De acuerdo, tiene mi completa atención. Y más si me habla con esos ojitos amorosos. Ah..., sabe bien cómo comprarme. Me derrito.
—Es extraño… A veces siento que es una mezcla de amor, agradecimiento y mucha pasión lo que me pasa contigo. Un interés tan grande que cualquier nombre le queda chico. —continúa, deslizando la mano por mi mejilla.
Yo la miro atontada. Ya estoy en vestido de novia, aviso.
—Cómo aún no encuentro la palabra correcta, y tampoco creo que exista, decidí demostrarte mis sentimientos con acciones. Un error de mi parte, dado que parece no ser suficiente para ti. —Sacude la cabeza con los ojos cerrados; una expresión de pena (que se ve bastante falsa) por haberse equivocado—. Debí haberme percatado de que, tarde o temprano, querrías escucharlo. Estamos hablando de ti, después de todo. Tú sigues a rajatabla todas las normas sociales. Y si la sociedad dice: que te digan "Te amo" es la expresión máxima de amor verdadero, entonces debe serlo, ¿no es así? —Hay algo en su tonito elocuente que comienza a irritarme un poco. Me quito el vestido de novia—. Verás, no es tu culpa sentirte así. —Um, nunca dije que me sintiera culpable—. Lo que aquí sucede es que nos enseñaron que tales sentimientos deben ser verbalizados para que cobren importancia, más no nos enseñaron que las acciones son la expresión misma del sentimiento. —Ella sacude el dedo con una sonrisita sabelotodo—. Y, creo yo, que son mucho más importantes y valorables que dos míseras palabras que solo te gusta escuchar porque te inculcaron que "algo anda mal" si no te las dicen.
Y de pronto me está dando una lección de vida. Cuándo no.
—Cualquiera puede ir por ahí regalando un "Te quiero" o un "te amo", pero no cualquiera se arriesga a demostrarlo. Lo escucho todos los días, la gente dice "Te quiero" como si nada. Con poco compromiso, sin un verdadero sentimiento, solo para caer bien al resto. Si te soy sincera, me irrita bastante escucharlo. —Una de sus comisuras se eleva, dándome a entender que, en efecto, le irrita mucho—. Detesto a la gente que lo dice por decir. En especial cuando se lo dicen a alguien que ni siquiera conocen. Veo mucho aquello en las redes sociales. —¿Ve las redes sociales? Eso es nuevo—. Muchos dejan comentarios a idols como: ¡eres el amor de mi vida! ¡Te amo! ¡Daría la vida por ti! Ja… Me hacen reír. Claramente esas personas no darían la vida por nadie, menos por un desconocido que solamente "aman" por su música o la imagen que vende. No lo conocen en la intimidad, no saben cómo es realmente, solo conocen al producto, ¿entonces cómo pueden amarlo? Eso… no lo entiendo. —Su sonrisa se estira por las esquinas, como si alguien estuvieran jalando de ellas, sin embargo, sigue siendo una sonrisa irritada. Es la primera vez que noto que un hecho que no comprende le molesta.

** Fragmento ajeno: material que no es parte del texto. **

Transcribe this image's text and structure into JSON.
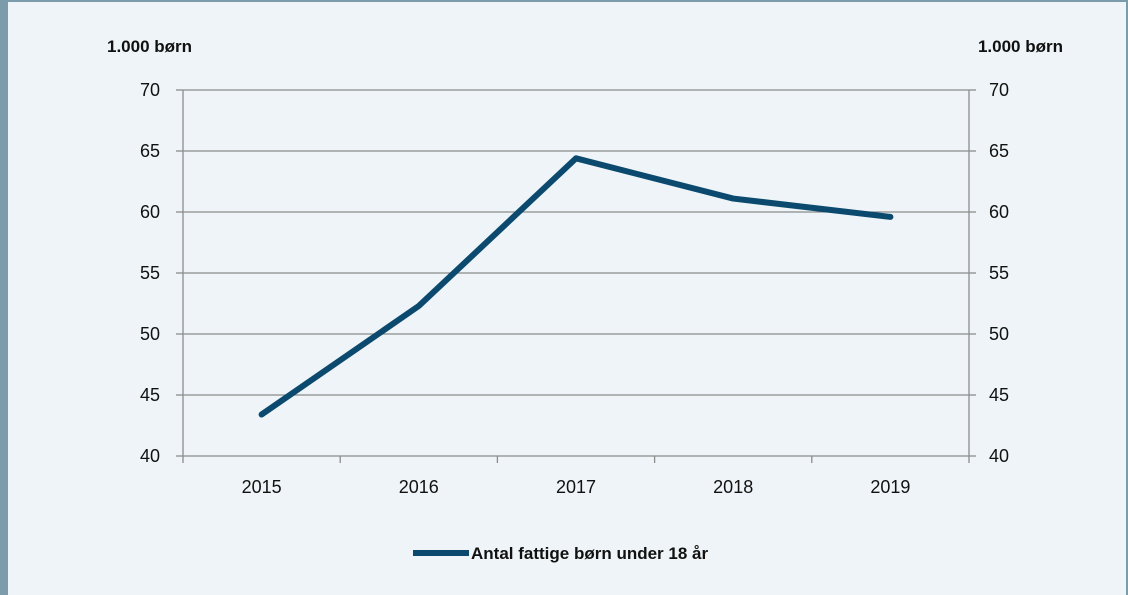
{
  "chart_data": {
    "type": "line",
    "ylabel_left": "1.000 børn",
    "ylabel_right": "1.000 børn",
    "categories": [
      "2015",
      "2016",
      "2017",
      "2018",
      "2019"
    ],
    "series": [
      {
        "name": "Antal fattige børn under 18 år",
        "values": [
          43.4,
          52.3,
          64.4,
          61.1,
          59.6
        ],
        "color": "#0b4a6e"
      }
    ],
    "ylim": [
      40,
      70
    ],
    "yticks": [
      40,
      45,
      50,
      55,
      60,
      65,
      70
    ],
    "grid": true,
    "legend_position": "bottom"
  }
}
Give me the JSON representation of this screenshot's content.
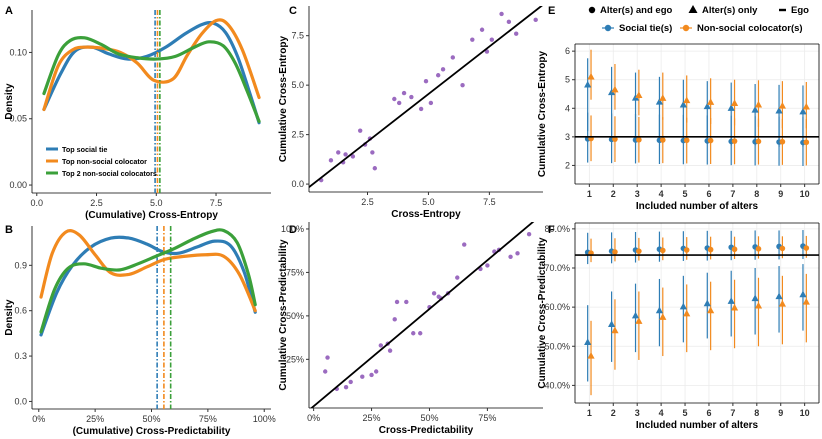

De a poco voy atando cabos. Que me pida que la ame por quién es y no lo que es, que deje de idealizarla…, es el mismo concepto que está dando con el ejemplo de las idols.
«Oh dios… ¿a ella le molestaba que la admirase?»
Me tapo la boca a punto de volver a la crisis. Ella levanta una mano.
—Ah, Sayaka, nunca me resultó un fastidio tu admiración. Encontré fundamentos interesantes en ella. Además, aquí no estoy hablando de la admiración sino de la falsa idea del amor que tienen muchos —aclara como si me leyera la mente. A veces creo que lo hace aunque no me entienda en absoluto—. No es que sea psicóloga, pero no es difícil darse cuenta de que esas personas que creen amar a sus idols con tanta pasión, en realidad se están mintiendo a sí mismos. Solo los necesitan para llenar su vacía existencia. Y si se identifican con las letras de las canciones, mucho mejor todavía. Encontraron un refugio ante la soledad, también un lugar de pertenencia. Ya sabes, los adolescentes, en especial, siempre están buscando algún grupo al cual pertenecer. Aún no están listos para actuar como individuos o valerse como tales. —Ella lo dice como si no fuera adolescente. Y, aunque no lo parezca, lo es—. Al final del día, solo buscan complacerse a sí mismos. Son la viva imagen de un amor superficial.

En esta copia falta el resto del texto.